Dewi, salah satu atlet tenis meja di KLU menerima bonus dari KONI, Jumat, 27 November 2020. Sebanyak 105 atlet berprestasi di KLU menerima bonus dan piagam penghargaan.(Suara NTB/ist)

Tanjung (Suara NTB) – Sebanyak 105 atlet berprestasi dari tujuh cabang olahraga mendapat bonus sekaligus penghargaan dari KONI Lombok Utara. Penghargaan yang diberikan dalam bentuk sertifikat dan uang tunai dengan kisaran Rp2 juta.

Rilis Humas dan Protokol Setda KLU yang diterima koran ini, Jumat, 27 November 2020 menyebutkan, penghargaan dan bonus diberikan kepada atlet berprestasi pada masing-masing cabor yang mendapatkan juara ada sejumlah pertandingan selama tahun 2020.

“Kita tahu para atlet ini memberikan prestasi dan membawa (panji) Lombok Utara. Atlet memiliki komitmen kuat dalam situasi dan kondisi apapun bisa memberikan prestasi yang gemilang, baik di tingkat internasional, nasional, maupun lokal. Tunjukkan bahwa anak-anak KLU, mampu menjadi kebanggaan kita semua,” tandas Plt. Asisten III Setda KLU, Evi Winarni, M.Si.

Ia memberikan pesan kepada semua atlet agar mampu tampil lebih baik pada kejuaraan di masa mendatang. Termasuk kepada Mirawan yang akan tampil pada PON Papua mendatang, ia berharap banyak, Mirawan menjadi andalan KLU dan provinsi untuk meraih medali.

“Persembahkan yang terbaik. Jangan cepat berbangga diri, jadikan sebagai titik awal untuk presentasi gemilang, seperti yang telah diraih atlet KLU seperti Zohri, Sudirman dan Mirawan,” imbuhnya.

Ketua KONI KLU, H. Burhan M. Nur, SH., menyebut sebanyak 105 atlet dari tujuh Cabor menerima penghargaan dan bonus pada tahun 2020. Meski jumlahnya tidak besar, namun upaya ini merupakan bentuk dukungan moril pemerintah kepada putra daerah yang mengharumkan nama Lombok Utara.

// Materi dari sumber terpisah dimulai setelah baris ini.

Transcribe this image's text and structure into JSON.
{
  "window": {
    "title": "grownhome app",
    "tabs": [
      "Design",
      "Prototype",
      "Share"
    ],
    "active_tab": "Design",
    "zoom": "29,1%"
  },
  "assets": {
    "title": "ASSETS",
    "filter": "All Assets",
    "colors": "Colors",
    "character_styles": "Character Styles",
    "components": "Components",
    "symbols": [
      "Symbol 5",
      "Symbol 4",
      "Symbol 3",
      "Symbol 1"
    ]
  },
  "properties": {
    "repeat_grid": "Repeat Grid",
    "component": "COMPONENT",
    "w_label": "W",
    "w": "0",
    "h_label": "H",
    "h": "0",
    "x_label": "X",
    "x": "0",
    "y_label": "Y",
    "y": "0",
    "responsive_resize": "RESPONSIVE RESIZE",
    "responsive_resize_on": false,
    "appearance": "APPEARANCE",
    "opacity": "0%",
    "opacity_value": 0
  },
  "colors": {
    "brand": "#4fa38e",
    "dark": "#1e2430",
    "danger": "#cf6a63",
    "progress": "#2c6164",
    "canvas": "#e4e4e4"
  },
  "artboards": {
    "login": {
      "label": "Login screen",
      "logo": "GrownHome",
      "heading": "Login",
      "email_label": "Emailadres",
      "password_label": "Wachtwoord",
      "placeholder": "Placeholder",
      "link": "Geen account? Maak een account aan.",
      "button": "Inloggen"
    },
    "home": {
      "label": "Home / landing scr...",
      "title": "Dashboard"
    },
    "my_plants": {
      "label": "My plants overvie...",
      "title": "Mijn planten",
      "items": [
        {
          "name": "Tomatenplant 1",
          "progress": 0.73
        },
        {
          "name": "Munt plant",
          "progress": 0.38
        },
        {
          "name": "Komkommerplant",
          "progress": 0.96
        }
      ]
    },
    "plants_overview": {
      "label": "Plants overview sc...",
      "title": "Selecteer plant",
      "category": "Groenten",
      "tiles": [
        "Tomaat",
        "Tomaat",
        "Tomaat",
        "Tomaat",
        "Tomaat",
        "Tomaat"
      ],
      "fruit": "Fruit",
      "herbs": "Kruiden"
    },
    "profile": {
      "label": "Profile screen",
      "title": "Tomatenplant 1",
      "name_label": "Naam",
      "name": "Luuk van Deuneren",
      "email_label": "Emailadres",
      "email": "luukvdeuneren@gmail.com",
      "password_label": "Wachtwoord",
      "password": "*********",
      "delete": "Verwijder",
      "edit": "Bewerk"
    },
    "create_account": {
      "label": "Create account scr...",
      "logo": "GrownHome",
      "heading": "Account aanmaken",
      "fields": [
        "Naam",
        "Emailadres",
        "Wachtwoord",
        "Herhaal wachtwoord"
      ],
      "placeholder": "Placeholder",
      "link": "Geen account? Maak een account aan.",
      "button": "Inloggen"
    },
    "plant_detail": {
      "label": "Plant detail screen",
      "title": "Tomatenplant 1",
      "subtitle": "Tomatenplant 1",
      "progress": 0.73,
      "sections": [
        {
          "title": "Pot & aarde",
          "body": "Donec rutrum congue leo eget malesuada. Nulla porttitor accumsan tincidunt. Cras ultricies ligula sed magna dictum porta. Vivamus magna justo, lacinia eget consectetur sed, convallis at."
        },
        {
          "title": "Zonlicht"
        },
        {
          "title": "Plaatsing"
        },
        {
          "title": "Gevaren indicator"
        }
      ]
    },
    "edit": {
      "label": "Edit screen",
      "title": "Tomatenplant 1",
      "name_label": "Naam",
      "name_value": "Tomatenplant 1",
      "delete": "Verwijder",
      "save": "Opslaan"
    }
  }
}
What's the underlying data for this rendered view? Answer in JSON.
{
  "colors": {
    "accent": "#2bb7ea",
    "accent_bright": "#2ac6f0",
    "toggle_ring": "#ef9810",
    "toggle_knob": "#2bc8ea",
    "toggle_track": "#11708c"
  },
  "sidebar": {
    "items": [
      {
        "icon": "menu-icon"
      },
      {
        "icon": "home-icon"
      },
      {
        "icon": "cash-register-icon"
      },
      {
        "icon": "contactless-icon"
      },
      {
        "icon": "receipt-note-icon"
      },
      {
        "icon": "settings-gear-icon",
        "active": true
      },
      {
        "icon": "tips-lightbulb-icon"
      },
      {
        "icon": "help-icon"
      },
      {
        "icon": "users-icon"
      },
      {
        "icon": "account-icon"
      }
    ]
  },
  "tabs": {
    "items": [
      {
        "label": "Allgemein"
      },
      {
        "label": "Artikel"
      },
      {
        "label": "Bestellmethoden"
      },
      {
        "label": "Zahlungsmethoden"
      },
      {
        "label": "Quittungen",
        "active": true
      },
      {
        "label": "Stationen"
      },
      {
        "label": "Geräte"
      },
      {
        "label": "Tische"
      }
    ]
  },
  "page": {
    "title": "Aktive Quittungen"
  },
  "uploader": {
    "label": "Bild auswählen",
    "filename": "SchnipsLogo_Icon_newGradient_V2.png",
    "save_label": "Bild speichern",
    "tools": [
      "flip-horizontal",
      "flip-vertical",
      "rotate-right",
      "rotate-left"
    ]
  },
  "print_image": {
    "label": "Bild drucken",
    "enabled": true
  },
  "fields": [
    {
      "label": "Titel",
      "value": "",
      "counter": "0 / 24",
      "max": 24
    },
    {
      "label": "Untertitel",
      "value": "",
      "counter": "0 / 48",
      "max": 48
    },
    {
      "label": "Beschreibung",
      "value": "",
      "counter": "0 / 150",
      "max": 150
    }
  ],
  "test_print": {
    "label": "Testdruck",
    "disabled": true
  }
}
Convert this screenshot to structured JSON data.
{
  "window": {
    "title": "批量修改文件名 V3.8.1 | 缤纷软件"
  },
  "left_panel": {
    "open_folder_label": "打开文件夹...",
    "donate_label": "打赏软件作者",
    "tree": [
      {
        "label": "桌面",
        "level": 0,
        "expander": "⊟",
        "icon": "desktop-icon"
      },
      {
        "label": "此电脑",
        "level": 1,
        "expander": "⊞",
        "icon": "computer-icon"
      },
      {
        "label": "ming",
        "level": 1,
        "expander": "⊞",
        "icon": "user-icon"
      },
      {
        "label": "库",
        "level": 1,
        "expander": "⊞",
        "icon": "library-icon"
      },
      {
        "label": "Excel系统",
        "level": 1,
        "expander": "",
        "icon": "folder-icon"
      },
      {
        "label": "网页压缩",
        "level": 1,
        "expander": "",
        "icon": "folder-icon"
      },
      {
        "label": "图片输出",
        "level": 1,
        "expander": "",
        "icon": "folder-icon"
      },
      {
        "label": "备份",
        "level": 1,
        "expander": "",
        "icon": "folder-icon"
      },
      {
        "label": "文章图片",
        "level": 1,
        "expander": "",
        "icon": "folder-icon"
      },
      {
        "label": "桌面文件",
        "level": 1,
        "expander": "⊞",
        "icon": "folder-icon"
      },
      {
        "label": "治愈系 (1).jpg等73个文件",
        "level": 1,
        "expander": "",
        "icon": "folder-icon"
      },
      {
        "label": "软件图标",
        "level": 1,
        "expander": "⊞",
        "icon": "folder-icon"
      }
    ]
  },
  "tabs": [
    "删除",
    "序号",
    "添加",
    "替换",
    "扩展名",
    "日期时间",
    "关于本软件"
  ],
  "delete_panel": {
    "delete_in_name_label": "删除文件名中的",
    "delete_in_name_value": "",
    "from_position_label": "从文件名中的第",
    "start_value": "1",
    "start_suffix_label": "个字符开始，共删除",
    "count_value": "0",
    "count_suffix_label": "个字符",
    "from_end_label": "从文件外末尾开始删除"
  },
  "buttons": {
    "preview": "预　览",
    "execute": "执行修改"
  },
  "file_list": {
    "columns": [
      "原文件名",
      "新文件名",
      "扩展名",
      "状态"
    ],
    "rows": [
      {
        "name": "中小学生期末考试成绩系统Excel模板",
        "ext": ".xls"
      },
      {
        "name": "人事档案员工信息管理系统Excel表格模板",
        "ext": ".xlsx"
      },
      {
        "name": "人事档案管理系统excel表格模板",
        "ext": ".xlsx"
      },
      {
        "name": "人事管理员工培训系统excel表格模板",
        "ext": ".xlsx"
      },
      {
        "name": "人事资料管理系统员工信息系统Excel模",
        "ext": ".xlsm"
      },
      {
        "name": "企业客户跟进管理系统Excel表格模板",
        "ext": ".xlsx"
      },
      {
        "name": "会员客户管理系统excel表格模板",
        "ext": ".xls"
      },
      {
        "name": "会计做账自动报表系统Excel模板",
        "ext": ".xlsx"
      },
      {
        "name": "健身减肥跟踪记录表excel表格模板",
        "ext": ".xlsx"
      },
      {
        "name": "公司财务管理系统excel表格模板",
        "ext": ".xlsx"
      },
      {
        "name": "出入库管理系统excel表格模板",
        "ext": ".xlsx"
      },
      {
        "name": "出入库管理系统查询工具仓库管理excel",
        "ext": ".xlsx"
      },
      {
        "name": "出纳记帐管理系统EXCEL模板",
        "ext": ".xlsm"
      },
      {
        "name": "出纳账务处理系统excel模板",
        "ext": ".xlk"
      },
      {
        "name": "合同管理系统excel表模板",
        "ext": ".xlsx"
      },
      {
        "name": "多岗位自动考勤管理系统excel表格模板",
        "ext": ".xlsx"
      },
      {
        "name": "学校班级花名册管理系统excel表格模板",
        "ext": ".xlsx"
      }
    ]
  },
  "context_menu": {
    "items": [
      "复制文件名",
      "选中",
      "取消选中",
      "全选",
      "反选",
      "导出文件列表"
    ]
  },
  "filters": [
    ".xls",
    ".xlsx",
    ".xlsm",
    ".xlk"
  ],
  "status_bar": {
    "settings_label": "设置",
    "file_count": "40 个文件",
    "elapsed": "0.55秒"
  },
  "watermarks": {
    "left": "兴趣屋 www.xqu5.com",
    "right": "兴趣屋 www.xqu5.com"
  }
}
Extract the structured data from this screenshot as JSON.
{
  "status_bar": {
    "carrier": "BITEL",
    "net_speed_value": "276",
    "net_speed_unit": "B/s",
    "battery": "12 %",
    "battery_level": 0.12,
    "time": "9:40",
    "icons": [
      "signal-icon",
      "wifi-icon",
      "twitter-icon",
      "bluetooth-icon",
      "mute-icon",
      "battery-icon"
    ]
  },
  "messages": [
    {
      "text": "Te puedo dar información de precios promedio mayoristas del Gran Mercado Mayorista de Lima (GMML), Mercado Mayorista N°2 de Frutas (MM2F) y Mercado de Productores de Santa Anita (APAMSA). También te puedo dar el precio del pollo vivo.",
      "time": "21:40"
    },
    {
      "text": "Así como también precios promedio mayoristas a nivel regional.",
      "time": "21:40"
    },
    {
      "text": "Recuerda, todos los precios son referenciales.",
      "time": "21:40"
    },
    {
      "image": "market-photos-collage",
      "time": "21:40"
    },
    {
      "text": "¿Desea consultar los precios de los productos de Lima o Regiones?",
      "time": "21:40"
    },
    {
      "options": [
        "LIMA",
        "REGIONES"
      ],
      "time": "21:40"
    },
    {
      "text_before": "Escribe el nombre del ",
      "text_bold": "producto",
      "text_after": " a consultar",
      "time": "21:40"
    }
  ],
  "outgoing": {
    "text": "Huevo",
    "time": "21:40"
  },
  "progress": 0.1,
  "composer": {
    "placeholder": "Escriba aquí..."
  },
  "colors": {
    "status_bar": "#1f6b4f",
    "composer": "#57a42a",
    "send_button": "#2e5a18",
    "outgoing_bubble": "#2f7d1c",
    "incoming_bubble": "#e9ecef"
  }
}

Perjalanan KONI semenjak diamanahkan pada bulan Juli 2019, dana KONI 1,6 miliar namun seiring waktu berjalan pemerintah daerah di masa itu kekurangan dana pilkada sehingga anggaran dialihkan. Situasi kembali pada awal 2020, karena wabah pandemi yang sampai saat sekarang, maka dana untuk KONI ikut mengalami pemangkasan hingga nol.

“Alhamdulillah, saat ini sdh ada anggaran melalui anggaran perubahan 2020. Kegiatan pemberian bonus ini rutin kita lakukan setiap tahunnya dan komitmen KONI terus untuk memberikan bonus kepada atlet,” jelasnya.

Selain itu pula, lanjutnya, KONI pada tahun 2021 memiliki agenda olahraga sangat padat seperti Popda, menyiapkan atlet Zohri, Sudirman dan Mirawan di PON Papua, ini yang menjadi fokus dan prioritas. Pihaknya memberikan atensi biaya tiap bulan, baik ketika di Platda maupun Platnas dalam rangka persiapan PON dan event internasional seperti Olimpiade Tokyo yang sempat tertunda pada tahun 2020, kemudian dilaksanakan pada tahun 2021 nanti.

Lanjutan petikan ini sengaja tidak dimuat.